Luis de Góngora y Argote, nació en Cordoba el 11 de julio de 1561 y murió en la misma localidad el 23 de mayo de 1627 a causa de una esclerosis vascular. Fue considerado como uno de los máximos exponentes del llamado Siglo de Oro español. Es tanto lo que podría decirse acerca de su vida y obra que para ordenar la información centraré estas notas en tres ejes:
- 1.Góngora como producto de su tiempo
- 2.Góngora como cultor de un estilo, el barroco
- 3.Góngora como inventor de una lengua
1. La dinastía de los Austria reinó en España a lo largo de la vida de Góngora, luego de la muerte de Carlos V en 1558, el orden sucesorio fue Felipe II (el Prudente), Felipe III (el Piadoso) y Felipe IV (el Rey Planeta). Ese período histórico marca la hegemonía española en el Mediterráneo, la victoria en Lepanto sobre el Imperio Otomano, la mayor extensión del Imperio Español al incluir como parte de su territorio a Portugal, el Reino de Nápoles, el de Sicilia, Paises Bajos e Irlanda. En 1609 tiene lugar la expulsión de los Moros de la península. Este apogeo económico, religioso y político promovió el apoyo a las artes desde la propia Corte y estableció un sistema de mecenazgo del que se favorecieron entre otros Cervantes, Lope y Quevedo, en pintura Velazquez, el Greco y Murillo. Ese patrocinio no solamente era económico sino que otorgaba status social y protección frente a la censura. Si bien Góngora no recibió directamente este tipo de favores si se vio beneficiado de ese espíritu que sostuvo y promovió el estilo barroco. Obtuvo el reconocimiento de sus contemporáneos, prueba de ello es que su más reconocido retrato fue realizado por Velázquez en 1622, durante el primer viaje de Góngora a Madrid. Velazquez se convertiría en pintor de la Corte en 1623 luego de realizar el retrato de Felipe IV por mediación del Conde Duque de Olivares. Otro dato interesante es la dedicatoria que hace Góngora al Duque de Béjar en su obra "Soledades", con quien desea congraciarse y obtener mecenazgo, el mismo Duque fue mentor de Cervantes, pero al parecer Góngora fracasa en su intento.
2. El lenguaje altamente engolado de Góngora responde claramente al estilo barroco. Dos eran las principales líneas del barroco en la literatura; el Conceptismo y el Culteranismo. El principal representante del Conceptismo fue Quevedo, esta expresión del barroco apuntaba a los contenidos, a la agudeza y la profundidad intelectual, al uso del ingenio recurriendo muchas veces a la ironía, las paradojas, buscando siempre la economía verbal. Por el contrario Góngora fue el mayor exponente del Culteranismo, que buscaba priorizar las formas por sobre el contenido, creando un mundo donde preponderara la belleza. Se buscaba hacer del arte un enigma, alejándose de toda vulgaridad, buscando emocionar a través de los sentidos. No debe entenderse que por esto fue un arte alejado de lo popular, porque en ese virtuosismo de la forma las expresiones mundanas de la época y sus usos fueron utilizadas y exaltadas.

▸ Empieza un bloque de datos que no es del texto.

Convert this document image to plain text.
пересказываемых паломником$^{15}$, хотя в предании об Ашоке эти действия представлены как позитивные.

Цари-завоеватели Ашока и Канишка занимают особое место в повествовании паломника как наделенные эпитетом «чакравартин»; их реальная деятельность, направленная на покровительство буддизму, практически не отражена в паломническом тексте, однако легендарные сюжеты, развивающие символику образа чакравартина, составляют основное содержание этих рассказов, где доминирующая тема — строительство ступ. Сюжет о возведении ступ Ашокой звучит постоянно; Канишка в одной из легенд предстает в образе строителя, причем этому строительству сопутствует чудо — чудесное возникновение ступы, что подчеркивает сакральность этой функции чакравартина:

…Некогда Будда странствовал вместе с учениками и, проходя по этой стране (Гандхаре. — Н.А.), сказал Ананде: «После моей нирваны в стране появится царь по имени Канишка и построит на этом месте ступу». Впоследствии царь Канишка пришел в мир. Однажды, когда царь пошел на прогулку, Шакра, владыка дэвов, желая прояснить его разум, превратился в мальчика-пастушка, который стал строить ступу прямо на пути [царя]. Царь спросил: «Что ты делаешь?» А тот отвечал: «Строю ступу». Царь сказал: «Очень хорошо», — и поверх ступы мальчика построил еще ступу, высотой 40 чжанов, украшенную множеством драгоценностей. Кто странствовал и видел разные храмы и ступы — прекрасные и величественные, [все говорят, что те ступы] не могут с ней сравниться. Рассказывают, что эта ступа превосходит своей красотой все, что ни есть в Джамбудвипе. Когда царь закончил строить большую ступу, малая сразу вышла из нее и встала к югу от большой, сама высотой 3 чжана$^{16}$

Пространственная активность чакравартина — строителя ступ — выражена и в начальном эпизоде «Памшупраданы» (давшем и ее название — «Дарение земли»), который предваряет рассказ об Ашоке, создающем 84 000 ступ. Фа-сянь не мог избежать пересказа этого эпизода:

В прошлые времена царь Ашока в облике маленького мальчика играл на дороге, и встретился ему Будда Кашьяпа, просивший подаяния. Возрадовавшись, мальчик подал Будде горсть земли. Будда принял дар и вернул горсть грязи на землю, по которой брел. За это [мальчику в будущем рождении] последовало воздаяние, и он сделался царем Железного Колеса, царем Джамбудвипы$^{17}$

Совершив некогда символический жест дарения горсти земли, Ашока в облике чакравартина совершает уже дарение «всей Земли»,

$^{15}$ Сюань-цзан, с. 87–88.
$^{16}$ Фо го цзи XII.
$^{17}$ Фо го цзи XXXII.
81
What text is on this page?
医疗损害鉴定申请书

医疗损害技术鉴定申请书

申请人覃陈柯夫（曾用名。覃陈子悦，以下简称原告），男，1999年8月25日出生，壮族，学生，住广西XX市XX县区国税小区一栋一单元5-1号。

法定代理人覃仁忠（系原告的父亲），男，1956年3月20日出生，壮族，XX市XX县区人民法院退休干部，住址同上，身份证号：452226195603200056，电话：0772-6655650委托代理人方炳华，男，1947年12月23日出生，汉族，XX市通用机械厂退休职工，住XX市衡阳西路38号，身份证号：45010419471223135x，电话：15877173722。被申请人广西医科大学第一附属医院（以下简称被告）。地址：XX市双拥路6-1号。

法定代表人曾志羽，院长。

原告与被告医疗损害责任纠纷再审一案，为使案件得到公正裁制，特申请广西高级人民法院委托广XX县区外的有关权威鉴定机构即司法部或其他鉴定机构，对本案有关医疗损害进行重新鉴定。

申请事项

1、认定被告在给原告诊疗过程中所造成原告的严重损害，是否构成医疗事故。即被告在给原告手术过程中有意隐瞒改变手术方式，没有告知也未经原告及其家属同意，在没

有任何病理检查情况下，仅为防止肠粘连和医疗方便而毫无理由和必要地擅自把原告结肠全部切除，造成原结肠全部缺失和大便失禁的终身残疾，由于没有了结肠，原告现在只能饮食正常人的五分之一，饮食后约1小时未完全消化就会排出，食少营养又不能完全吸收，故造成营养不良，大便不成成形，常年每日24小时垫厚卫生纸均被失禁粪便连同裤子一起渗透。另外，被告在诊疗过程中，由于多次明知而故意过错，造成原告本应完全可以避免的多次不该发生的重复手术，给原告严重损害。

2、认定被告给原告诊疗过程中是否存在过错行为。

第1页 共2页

3. Góngora fue capaz en su obra de mezclar estilos y también fue mutando desde sus primeros escritos hasta alcanzar una prosa designada como mayor en sus dos obras cúlmines, "Soledades, Primera y Segunda" (1612 y 1613), y la "Fabula de Polifemo y Galatea" (1612). A grandes rasgos trataré de caracterizar su obra. Utilizó los recursos de la retórica hispana como nadie antes, dotando a sus letras de innumerables artificios, y a tal punto fue ese su sello personal que hoy día ya no hablamos de culteranismo barroco, simplemente hablamos de "lo gongorino". Quizas de entre todas las figuras la que más usó fue el hiperbaton, esto es el cambio de orden en los términos de un enunciado. Ej; "Pasos errantes de un peregrino son", colocando en este caso el verbo al final de la frase, quebrando el modo que solemos utilizar de sujeto, verbo y predicado con sus complementos.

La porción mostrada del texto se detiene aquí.